Your phalaenopsis will grow and flower over a period of many years, if proper conditions are provided. Place in a bright window, water and fertilize regularly and re-pot every year or two (depending on choice of mix). If a sufficiently bright window (east, west or lightly shaded south) is not easily available, supplementary artificial lighting may be provided with the simplest of fluorescent light fixtures.

Water well until the water drains through the drainage holes of the container and then allow the pot to dry until it feels light. Do not allow the pot to sit in standing water.

Fertilizing "weakly weekly" with a balanced fertilizer. If you fertilize every week at one-half to one-quarter strength, you will be able to remember easily: while if you intend to feed only every other week, you may forget whether or not you fed last week.

Re-potting with a fresh, fast-draining but water-retentive medium is essential to a healthy root system.
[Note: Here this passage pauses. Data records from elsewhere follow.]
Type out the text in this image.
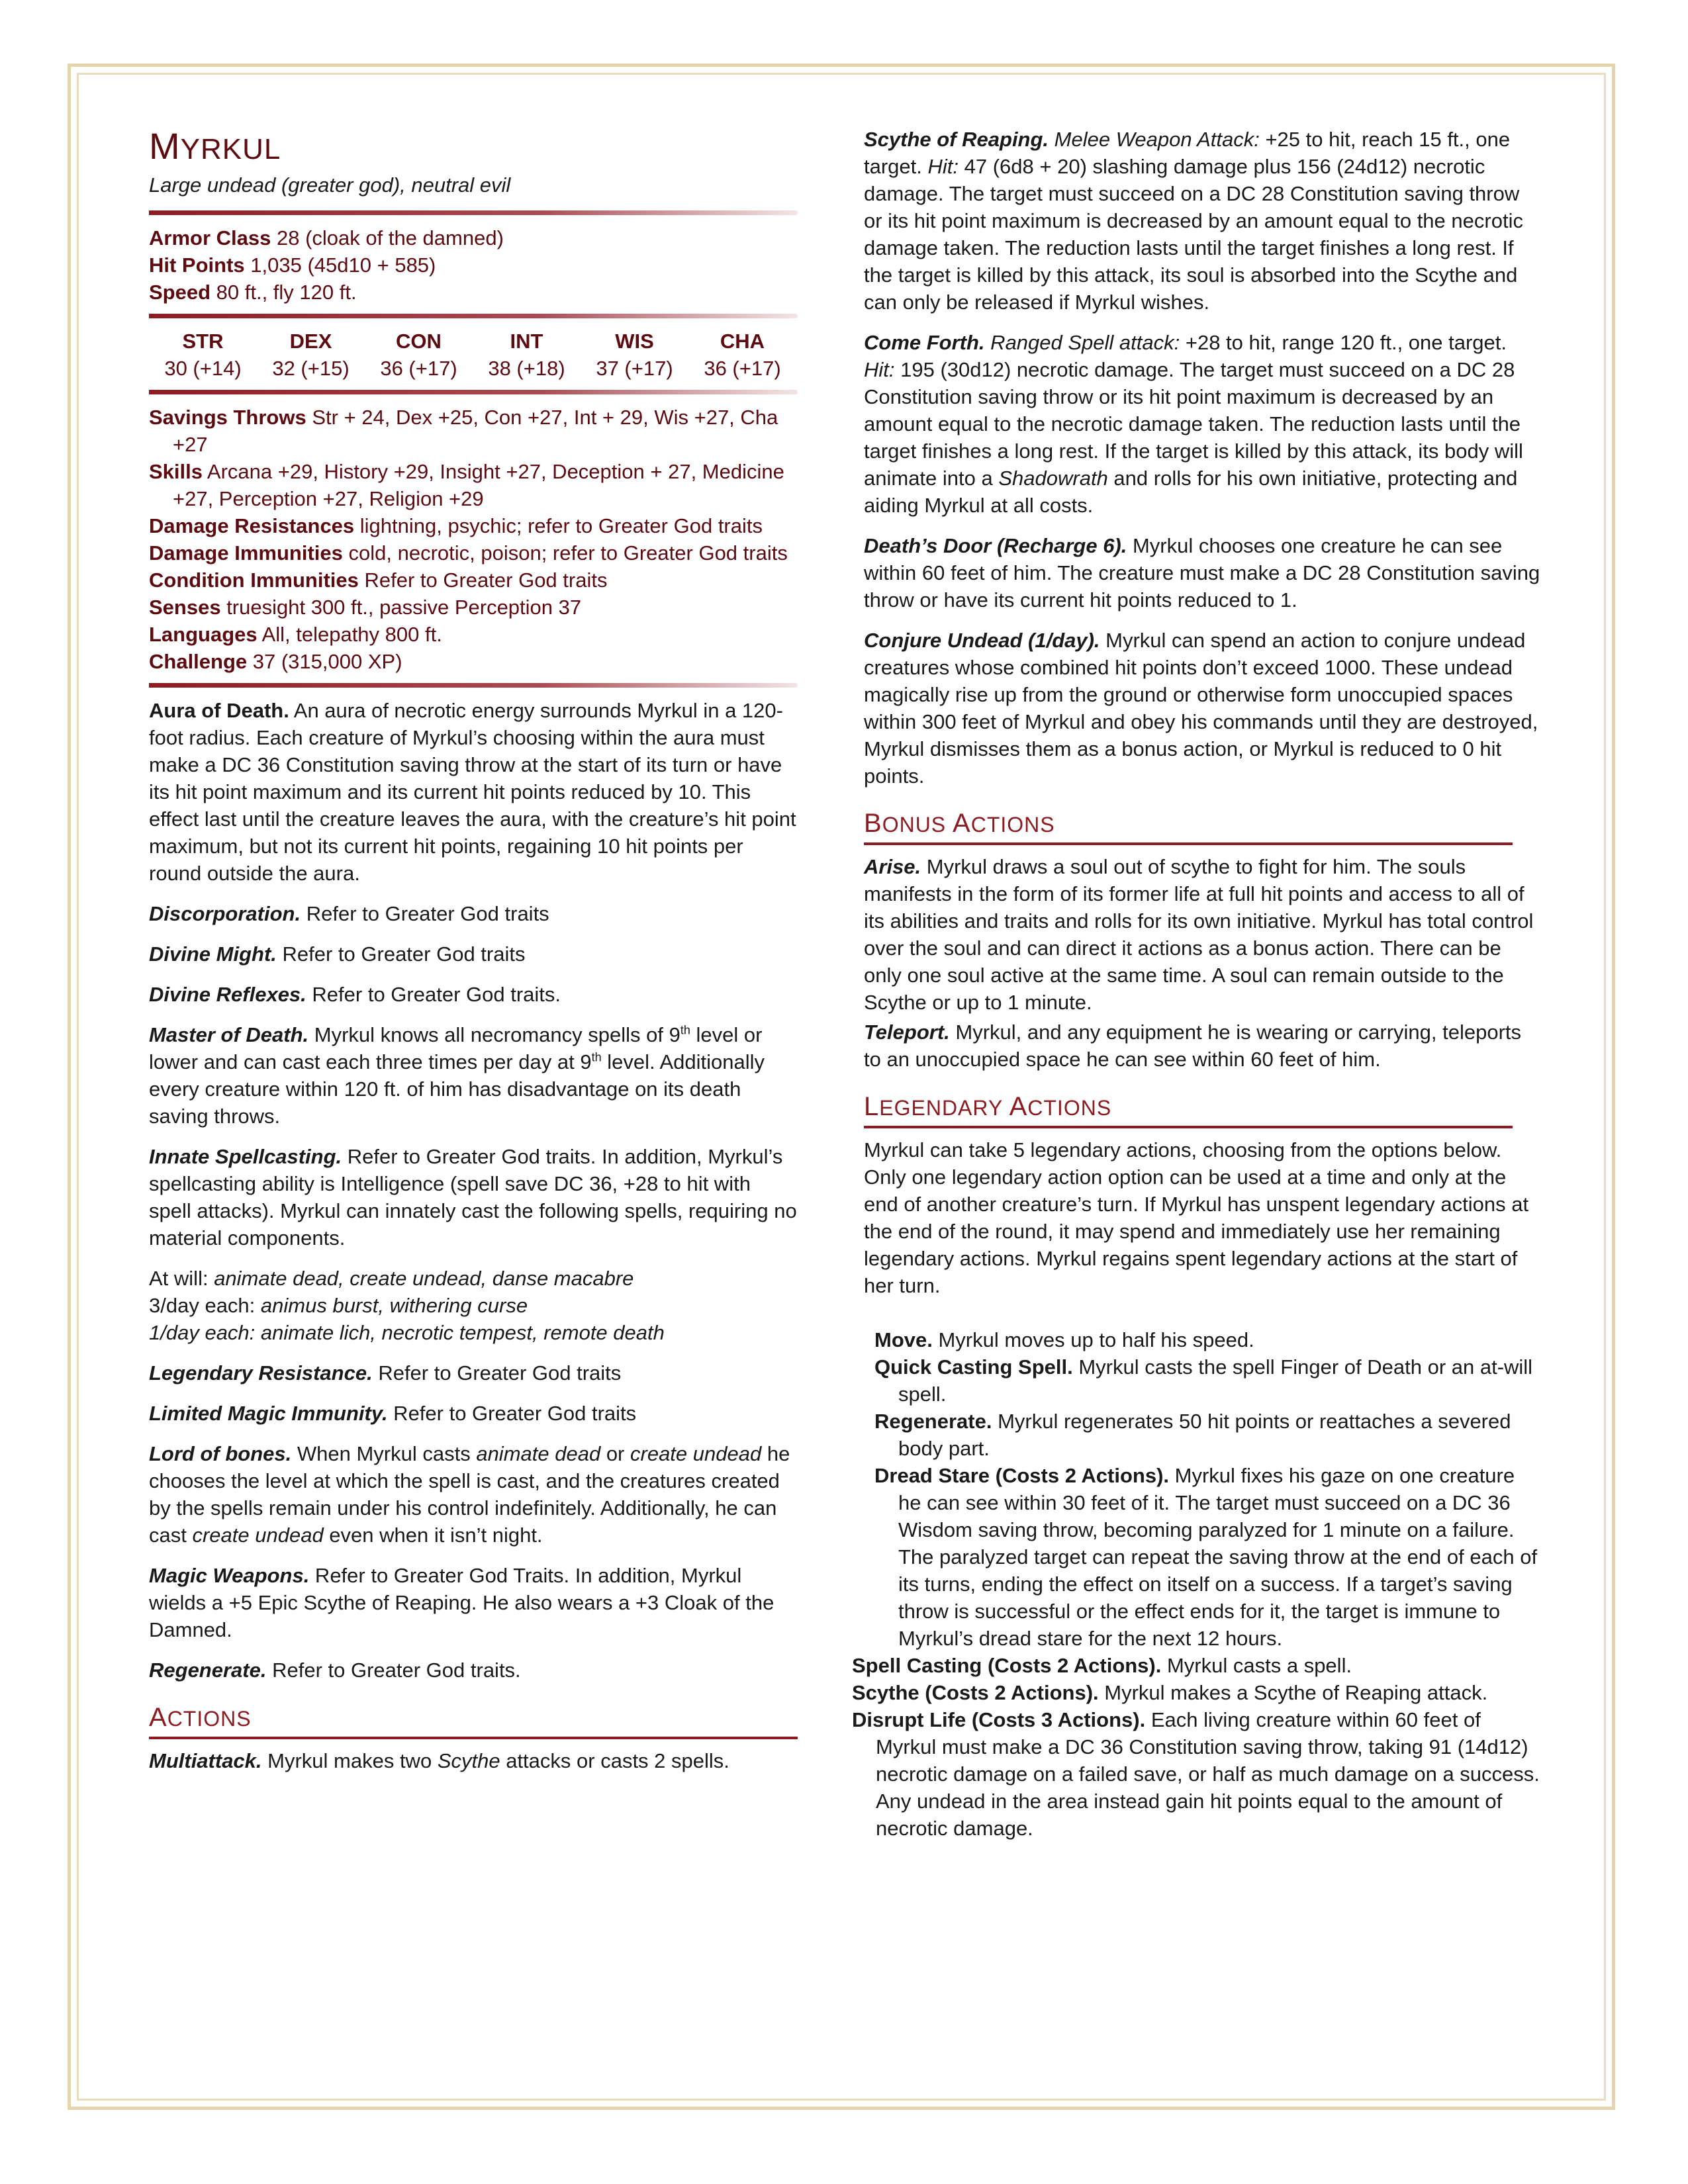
MYRKUL
Large undead (greater god), neutral evil

Armor Class 28 (cloak of the damned)

Hit Points 1,035 (45d10 + 585)

Speed 80 ft., fly 120 ft.

STR	DEX	CON	INT	WIS	CHA
30 (+14)	32 (+15)	36 (+17)	38 (+18)	37 (+17)	36 (+17)

Savings Throws Str + 24, Dex +25, Con +27, Int + 29, Wis +27, Cha +27

Skills Arcana +29, History +29, Insight +27, Deception + 27, Medicine +27, Perception +27, Religion +29

Damage Resistances lightning, psychic; refer to Greater God traits

Damage Immunities cold, necrotic, poison; refer to Greater God traits

Condition Immunities Refer to Greater God traits

Senses truesight 300 ft., passive Perception 37

Languages All, telepathy 800 ft.

Challenge 37 (315,000 XP)

Aura of Death. An aura of necrotic energy surrounds Myrkul in a 120-foot radius. Each creature of Myrkul’s choosing within the aura must make a DC 36 Constitution saving throw at the start of its turn or have its hit point maximum and its current hit points reduced by 10. This effect last until the creature leaves the aura, with the creature’s hit point maximum, but not its current hit points, regaining 10 hit points per round outside the aura.

Discorporation. Refer to Greater God traits

Divine Might. Refer to Greater God traits

Divine Reflexes. Refer to Greater God traits.

Master of Death. Myrkul knows all necromancy spells of 9th level or lower and can cast each three times per day at 9th level. Additionally every creature within 120 ft. of him has disadvantage on its death saving throws.

Innate Spellcasting. Refer to Greater God traits. In addition, Myrkul’s spellcasting ability is Intelligence (spell save DC 36, +28 to hit with spell attacks). Myrkul can innately cast the following spells, requiring no material components.

At will: animate dead, create undead, danse macabre
3/day each: animus burst, withering curse
1/day each: animate lich, necrotic tempest, remote death

Legendary Resistance. Refer to Greater God traits

Limited Magic Immunity. Refer to Greater God traits

Lord of bones. When Myrkul casts animate dead or create undead he chooses the level at which the spell is cast, and the creatures created by the spells remain under his control indefinitely. Additionally, he can cast create undead even when it isn’t night.

Magic Weapons. Refer to Greater God Traits. In addition, Myrkul wields a +5 Epic Scythe of Reaping. He also wears a +3 Cloak of the Damned.

Regenerate. Refer to Greater God traits.

ACTIONS

Multiattack. Myrkul makes two Scythe attacks or casts 2 spells.

Scythe of Reaping. Melee Weapon Attack: +25 to hit, reach 15 ft., one target. Hit: 47 (6d8 + 20) slashing damage plus 156 (24d12) necrotic damage. The target must succeed on a DC 28 Constitution saving throw or its hit point maximum is decreased by an amount equal to the necrotic damage taken. The reduction lasts until the target finishes a long rest. If the target is killed by this attack, its soul is absorbed into the Scythe and can only be released if Myrkul wishes.

Come Forth. Ranged Spell attack: +28 to hit, range 120 ft., one target. Hit: 195 (30d12) necrotic damage. The target must succeed on a DC 28 Constitution saving throw or its hit point maximum is decreased by an amount equal to the necrotic damage taken. The reduction lasts until the target finishes a long rest. If the target is killed by this attack, its body will animate into a Shadowrath and rolls for his own initiative, protecting and aiding Myrkul at all costs.

Death’s Door (Recharge 6). Myrkul chooses one creature he can see within 60 feet of him. The creature must make a DC 28 Constitution saving throw or have its current hit points reduced to 1.

Conjure Undead (1/day). Myrkul can spend an action to conjure undead creatures whose combined hit points don’t exceed 1000. These undead magically rise up from the ground or otherwise form unoccupied spaces within 300 feet of Myrkul and obey his commands until they are destroyed, Myrkul dismisses them as a bonus action, or Myrkul is reduced to 0 hit points.

BONUS ACTIONS

Arise. Myrkul draws a soul out of scythe to fight for him. The souls manifests in the form of its former life at full hit points and access to all of its abilities and traits and rolls for its own initiative. Myrkul has total control over the soul and can direct it actions as a bonus action. There can be only one soul active at the same time. A soul can remain outside to the Scythe or up to 1 minute.

Teleport. Myrkul, and any equipment he is wearing or carrying, teleports to an unoccupied space he can see within 60 feet of him.

LEGENDARY ACTIONS

Myrkul can take 5 legendary actions, choosing from the options below. Only one legendary action option can be used at a time and only at the end of another creature’s turn. If Myrkul has unspent legendary actions at the end of the round, it may spend and immediately use her remaining legendary actions. Myrkul regains spent legendary actions at the start of her turn.

Move. Myrkul moves up to half his speed.

Quick Casting Spell. Myrkul casts the spell Finger of Death or an at-will spell.

Regenerate. Myrkul regenerates 50 hit points or reattaches a severed body part.

Dread Stare (Costs 2 Actions). Myrkul fixes his gaze on one creature he can see within 30 feet of it. The target must succeed on a DC 36 Wisdom saving throw, becoming paralyzed for 1 minute on a failure. The paralyzed target can repeat the saving throw at the end of each of its turns, ending the effect on itself on a success. If a target’s saving throw is successful or the effect ends for it, the target is immune to Myrkul’s dread stare for the next 12 hours.

Spell Casting (Costs 2 Actions). Myrkul casts a spell.

Scythe (Costs 2 Actions). Myrkul makes a Scythe of Reaping attack.

Disrupt Life (Costs 3 Actions). Each living creature within 60 feet of Myrkul must make a DC 36 Constitution saving throw, taking 91 (14d12) necrotic damage on a failed save, or half as much damage on a success. Any undead in the area instead gain hit points equal to the amount of necrotic damage.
Look for a potting medium that is specifically meant for orchids and soak it before using. Pot when roots are actively growing, evidenced by fresh green root tips, ideally when new root tips are emerging from the base of the plant and when the plant is not flowering. Because these orchids will usually need to be repotted every year or two, select a clean pot that is not too large. Consider the size of the root mass rather than the foliage size. Gently remove the spent material from around the roots and trim any dead or damaged roots. Remember that it is not always possible to get all of the roots into the pot. When a plant is actively growing, it is common to see roots stretching out of the pot. Press firmly, but without excessive pressure, situating the base of the plant at the level of the mix in the pot. Do not water the newly potted plant for a week or two. Humidity is important with the recommended humidity being between 50 and 80 percent. To add humidity, set the plants on trays of gravel, partially filled with water. Be certain that the pots never sit in water. Mist the plants during dry or very warm weather in the morning only. Grouping plants together raises the humidity by keeping the moisture that plants transpire from being lost too quickly.

While it is possible to put plants outside in the warm summer months, be aware that they will be scorched quickly if placed in full sun.